Focus: Carbon Neutrality

Carbon Not Yet Gone

Feb. 27, 2018

Costa Rica has made strides toward its goal of becoming the first carbon-neutral country in the world by 2021, but challenges remain in completing the systematic changes needed to lower emissions and transform all energy consumption.

Long a leader in environmental protections, Costa Rica has begun work on its most ambitious goal yet: becoming the first carbon-neutral nation in the world by 2021. Costa Rica is already one of the world's foremost users of renewable energy sources, with 98% of its power coming from hydropower generation, geothermal, wind, and solar sources; during a 76-day span between June and August 2017 the nation ran on 100% renewables. Yet, achieving total carbon neutrality is another matter altogether, and significant reform will be needed in the transportation and energy industries to reach that goal.

When then-president Óscar Arias announced Costa Rica's goal of achieving carbon neutrality by 2021, the renewable energy industry was far less mature than it was today. The past decade has brought an understanding that a focus on renewables is in Costa Rica's economic and financial best interest. After aggressive development led to the loss of almost half of Costa Rica's forested land between 1950 and 1983, new conservation efforts and a recommitment to renewable energy has led to the return of 25% of this lost forest land, bringing a host of positive side effects through economic opportunities in ecotourism and reduced emissions.
Hydropower has become the nation's single-most important source of energy, with around 75% of all electrical power generated by hydropower projects. Costa Rica's geography makes it an ideal fit for hydropower generation, with high levels of rainfall and rivers that are well situated to provide consistent generation. Several major projects have commenced operations in the last decade as Costa Rica has recommitted to renewable energy, including the 305.5MW Reventazón facility, the largest such plant in Central America. The Diquís hydroelectric facility, an even larger project, was proposed in 2007 but has yet to be constructed due to disputes over indigenous tribes who would be displaced by the project. Hydropower plants have at times run into problems that may be exacerbated by a shifting climate. The plants require steady rainfall to function, and recent droughts have stressed the system at times.

Yet, while Costa Rica has made indisputable gains, the path for complete carbon neutrality contains considerable challenges. Costa Rica's 2016 Nationally Determined Contribution to the 2016 Paris Climate Agreement declared that the nation's long-term goal was to become carbon neutral by 2085, a significant shift from its stated goal a few years earlier. More recently, President Luis Guillermo Solís has reaffirmed that his administration's goal is carbon neutrality by 2021, but industry leaders have acknowledged that this may not be feasible.

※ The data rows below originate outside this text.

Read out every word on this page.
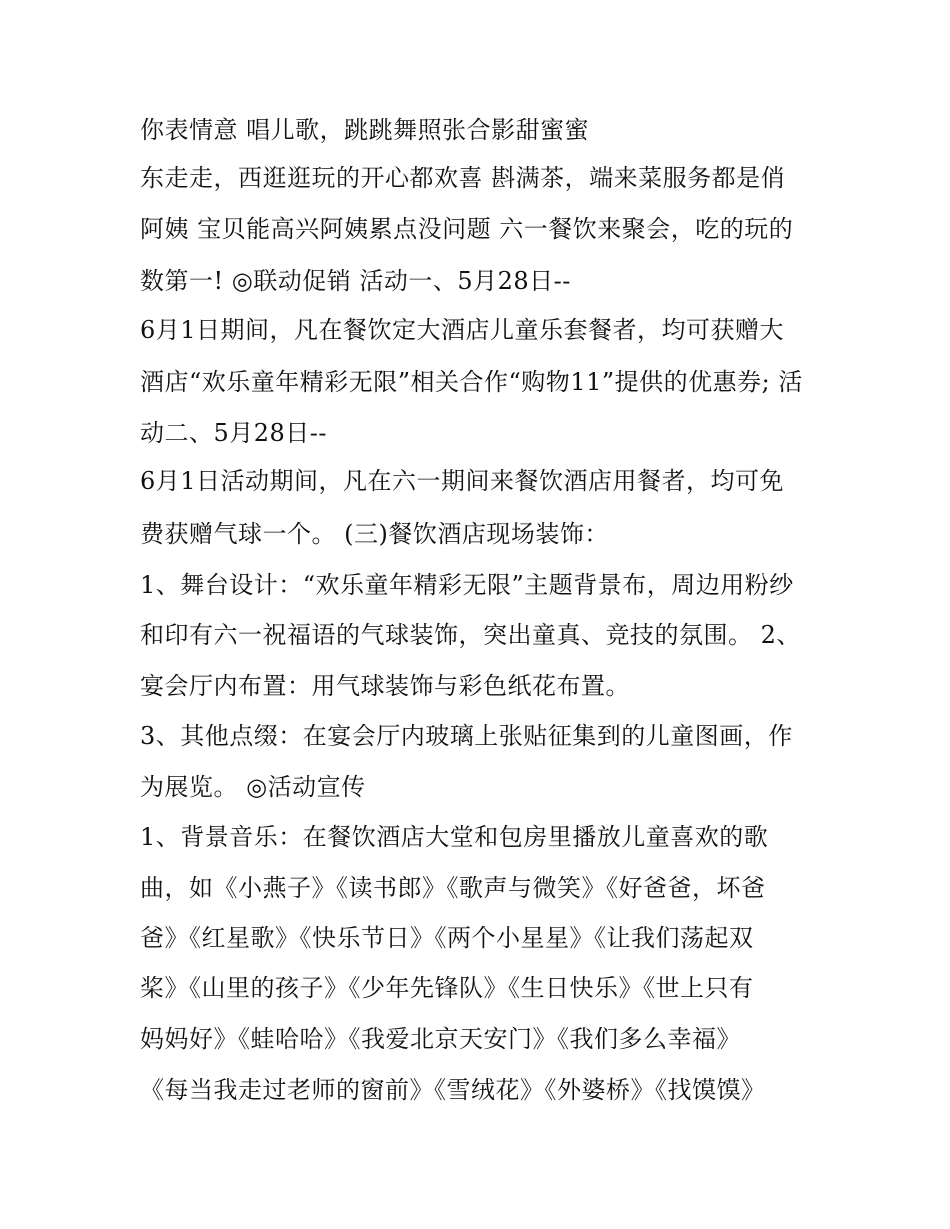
你表情意 唱儿歌，跳跳舞照张合影甜蜜蜜
东走走，西逛逛玩的开心都欢喜 斟满茶，端来菜服务都是俏
阿姨 宝贝能高兴阿姨累点没问题 六一餐饮来聚会，吃的玩的
数第一! ◎联动促销 活动一、5月28日--
6月1日期间，凡在餐饮定大酒店儿童乐套餐者，均可获赠大
酒店“欢乐童年精彩无限”相关合作“购物11”提供的优惠券; 活
动二、5月28日--
6月1日活动期间，凡在六一期间来餐饮酒店用餐者，均可免
费获赠气球一个。 (三)餐饮酒店现场装饰：
1、舞台设计：“欢乐童年精彩无限”主题背景布，周边用粉纱
和印有六一祝福语的气球装饰，突出童真、竞技的氛围。 2、
宴会厅内布置：用气球装饰与彩色纸花布置。
3、其他点缀：在宴会厅内玻璃上张贴征集到的儿童图画，作
为展览。 ◎活动宣传
1、背景音乐：在餐饮酒店大堂和包房里播放儿童喜欢的歌
曲，如《小燕子》《读书郎》《歌声与微笑》《好爸爸，坏爸
爸》《红星歌》《快乐节日》《两个小星星》《让我们荡起双
桨》《山里的孩子》《少年先锋队》《生日快乐》《世上只有
妈妈好》《蛙哈哈》《我爱北京天安门》《我们多么幸福》
《每当我走过老师的窗前》《雪绒花》《外婆桥》《找馍馍》
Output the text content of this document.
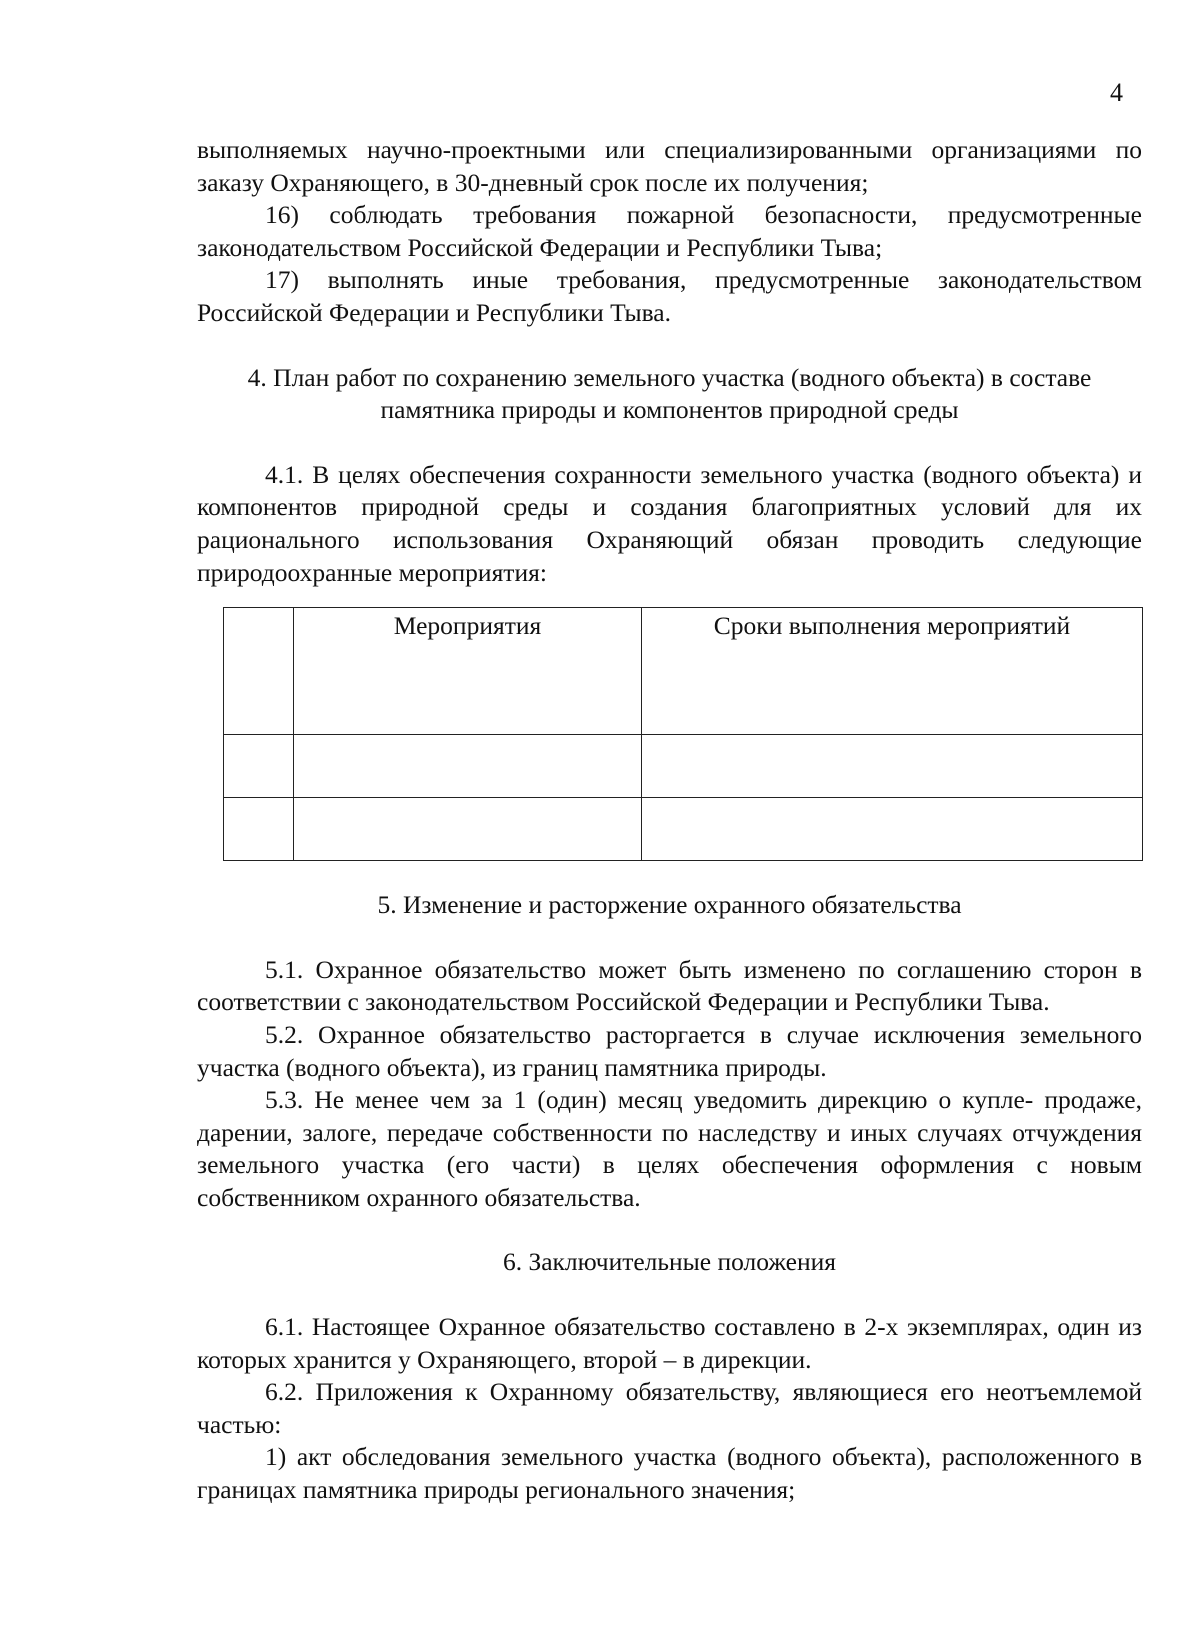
4

выполняемых научно-проектными или специализированными организациями по заказу Охраняющего, в 30-дневный срок после их получения;

16) соблюдать требования пожарной безопасности, предусмотренные законодательством Российской Федерации и Республики Тыва;

17) выполнять иные требования, предусмотренные законодательством Российской Федерации и Республики Тыва.

4. План работ по сохранению земельного участка (водного объекта) в составе
памятника природы и компонентов природной среды

4.1. В целях обеспечения сохранности земельного участка (водного объекта) и компонентов природной среды и создания благоприятных условий для их рационального использования Охраняющий обязан проводить следующие природоохранные мероприятия:

	Мероприятия	Сроки выполнения мероприятий

5. Изменение и расторжение охранного обязательства

5.1. Охранное обязательство может быть изменено по соглашению сторон в соответствии с законодательством Российской Федерации и Республики Тыва.

5.2. Охранное обязательство расторгается в случае исключения земельного участка (водного объекта), из границ памятника природы.

5.3. Не менее чем за 1 (один) месяц уведомить дирекцию о купле- продаже, дарении, залоге, передаче собственности по наследству и иных случаях отчуждения земельного участка (его части) в целях обеспечения оформления с новым собственником охранного обязательства.

6. Заключительные положения

6.1. Настоящее Охранное обязательство составлено в 2-х экземплярах, один из которых хранится у Охраняющего, второй – в дирекции.

6.2. Приложения к Охранному обязательству, являющиеся его неотъемлемой частью:

1) акт обследования земельного участка (водного объекта), расположенного в границах памятника природы регионального значения;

The transportation sector will be Costa Rica's largest obstacle to achieving its goal of carbon neutrality. As the population has grown and development has increased, the number of cars on the road has doubled over the past two decades and now accounts for 44% of net greenhouse gases and 81% of all fossil fuel consumption. New technologies have helped reduce power consumption and emissions in other consumer fields, but, the majority of Costa Rican cars are still more than 20 years old with low fuel efficiency and high emissions. And the country's public transportation fleet consists almost entirely of diesel buses.
The government has previously put forth tentative proposals to move to electric and hybrid vehicles, but these actions have thus far been slow to come to fruition. And there is a larger risk: any large-scale vehicle buyback or electric conversion program would not be cheap, and foreign investors have warned Costa Rica about the risk of losing sight of the forest through the trees and damaging the country's economy through excessive spending on renewables. All parties agree that changes on the transportation front are sorely needed; San José's traffic is among the worst in Latin America, and increased efficiency on this front would bring a host of economic and social benefits. It appears, however, that change will take longer than the 2021 target.